De quand date ce changement ?
“Il est très récent. Le premier cas remonte à 2016-17, où nous avons reçu 17 déclarations d’intérêt pour un site proche de la gare. Et aujourd'hui, si l’on regarde ce qui se passe à l’échelle nationale, les ressources foncières devraient se raréfier assez durablement pour une série de raisons et les promoteurs sont prêts à étudier des opportunités qu'ils ne regardaient même pas avant. On est passé d'un mode de production un peu industriel, avec certains grands opérateurs qui alignaient des centaines et des milliers de logements à des approches beaucoup plus fines et diversifiées, tant en termes d’insertion urbaine que d’adaptation au marché ou de montage. Et nous, nous sommes là pour les accompagner, leur donner confiance, les orienter vers des propositions adaptées au marché. Le travail que nous avons fait nous a donc bien préparés à aborder la période qui s'ouvre.”
Développement d’un quartier d’affaires autour de la gare
Le prochain changement n’est-il pas l’accélération de la rénovation ou de la restructuration de l’ancien ?
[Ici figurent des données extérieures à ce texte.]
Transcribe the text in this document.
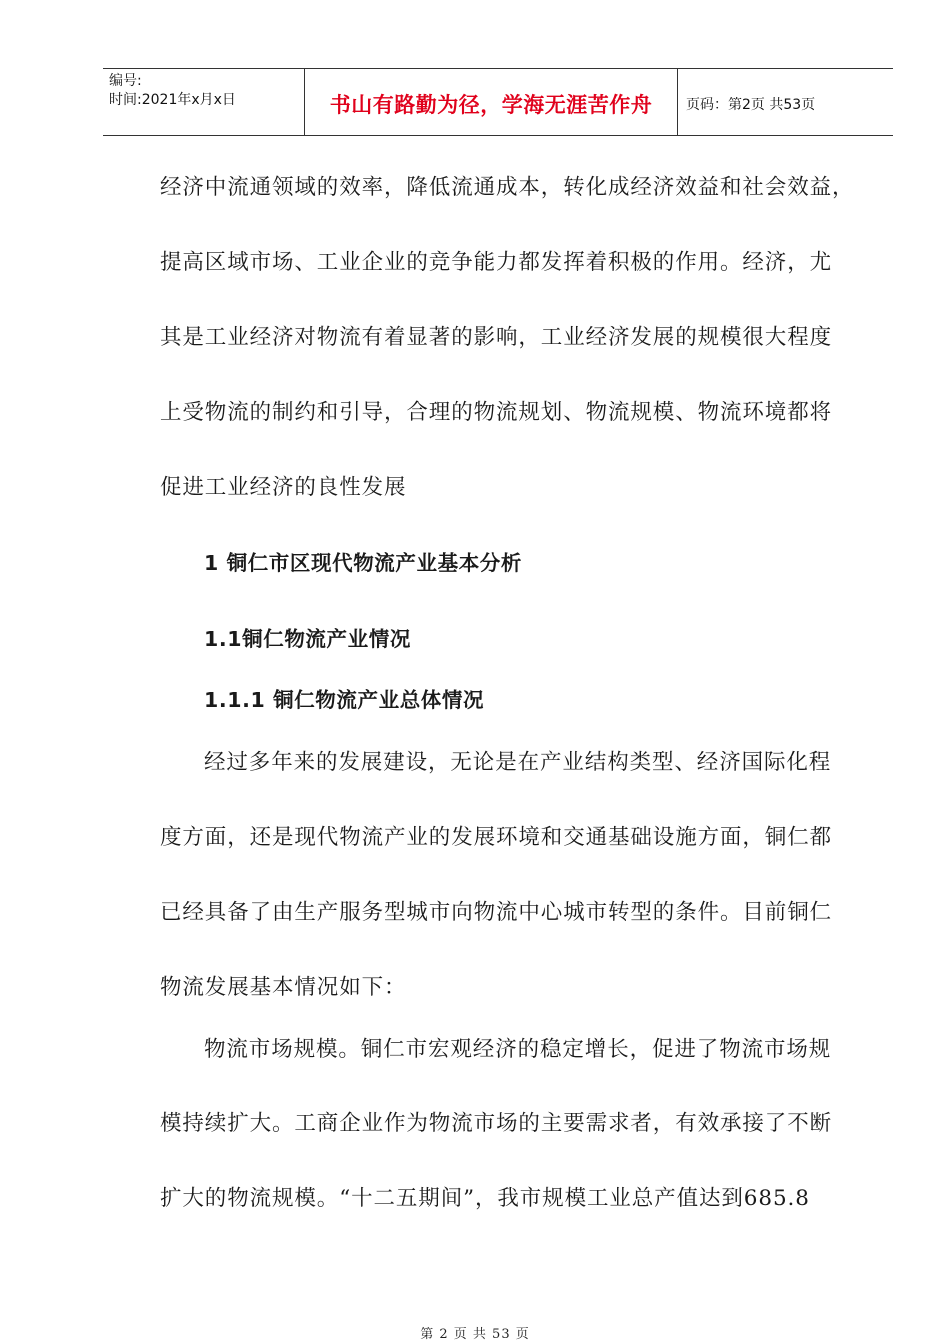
编号:
时间:2021年x月x日	书山有路勤为径，学海无涯苦作舟	页码：第2页 共53页
经济中流通领域的效率，降低流通成本，转化成经济效益和社会效益，
提高区域市场、工业企业的竞争能力都发挥着积极的作用。经济，尤
其是工业经济对物流有着显著的影响，工业经济发展的规模很大程度
上受物流的制约和引导，合理的物流规划、物流规模、物流环境都将
促进工业经济的良性发展
1 铜仁市区现代物流产业基本分析
1.1铜仁物流产业情况
1.1.1 铜仁物流产业总体情况
经过多年来的发展建设，无论是在产业结构类型、经济国际化程
度方面，还是现代物流产业的发展环境和交通基础设施方面，铜仁都
已经具备了由生产服务型城市向物流中心城市转型的条件。目前铜仁
物流发展基本情况如下：
物流市场规模。铜仁市宏观经济的稳定增长，促进了物流市场规
模持续扩大。工商企业作为物流市场的主要需求者，有效承接了不断
扩大的物流规模。“十二五期间”，我市规模工业总产值达到685.8
第 2 页 共 53 页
“Si, bien sûr. Et presque tous les promoteurs nous disent qu'ils s'attaquent à ces sujets. Nous n' excluons pas nous-mêmes d'être partie prenante en tant que co-promoteur sur ce marché. Mulhouse a une certaine expérience du sujet, à travers les anciens bâtiments industriels transformés en lofts dans le quartier Fonderie, par des promoteurs locaux, mais il va falloir être encore plus punchy, avec les nouvelles exigences de sobriété foncière. Nous avons aussi une expérience des OPAH et surtout des ORI [opérations de restauration immobilière] qui nous amènent à acheter des immeubles anciens et à mettre en place des permis de construire. C’est l’intérêt de conjuguer de nombreux métiers.
Mais il faut aussi trouver le modèle économique, ce qui n’est pas évident quand le prix d’acquisition n’est pas nul, quand le coût de la restructuration est proche de celui de la construction neuve et quand il faut faire très attention au prix de sortie. C’est pour cela que Citivia SEM a adhéré à l’OFS alsacien, afin de pouvoir monter ces logements restructurés en BRS : le fait de dissocier la charge foncière du prix des travaux est très intéressant. Nous croyons beaucoup à cet outil et nous sommes déjà en train de chercher des terrains d'application.
Je voudrais aussi souligner que Mulhouse est une ville d'entrepreneurs, souvent engagés dans la cité. On constate de manière concrète que les investisseurs des quartiers anciens sont de plus en plus des Mulhousiens et non plus des investisseurs issus de toutes les villes de France et attirés par la rentabilité financière pure. C'est un gage de réussite dans la durée car ils savent où ils mettent les pieds, ils ne vont pas repartir dans trois ans, et ils véhiculent un discours positif sur la ville. C’est encore un signe que son image est en train de changer.”
Propos recueillis par Jeanne Bazard.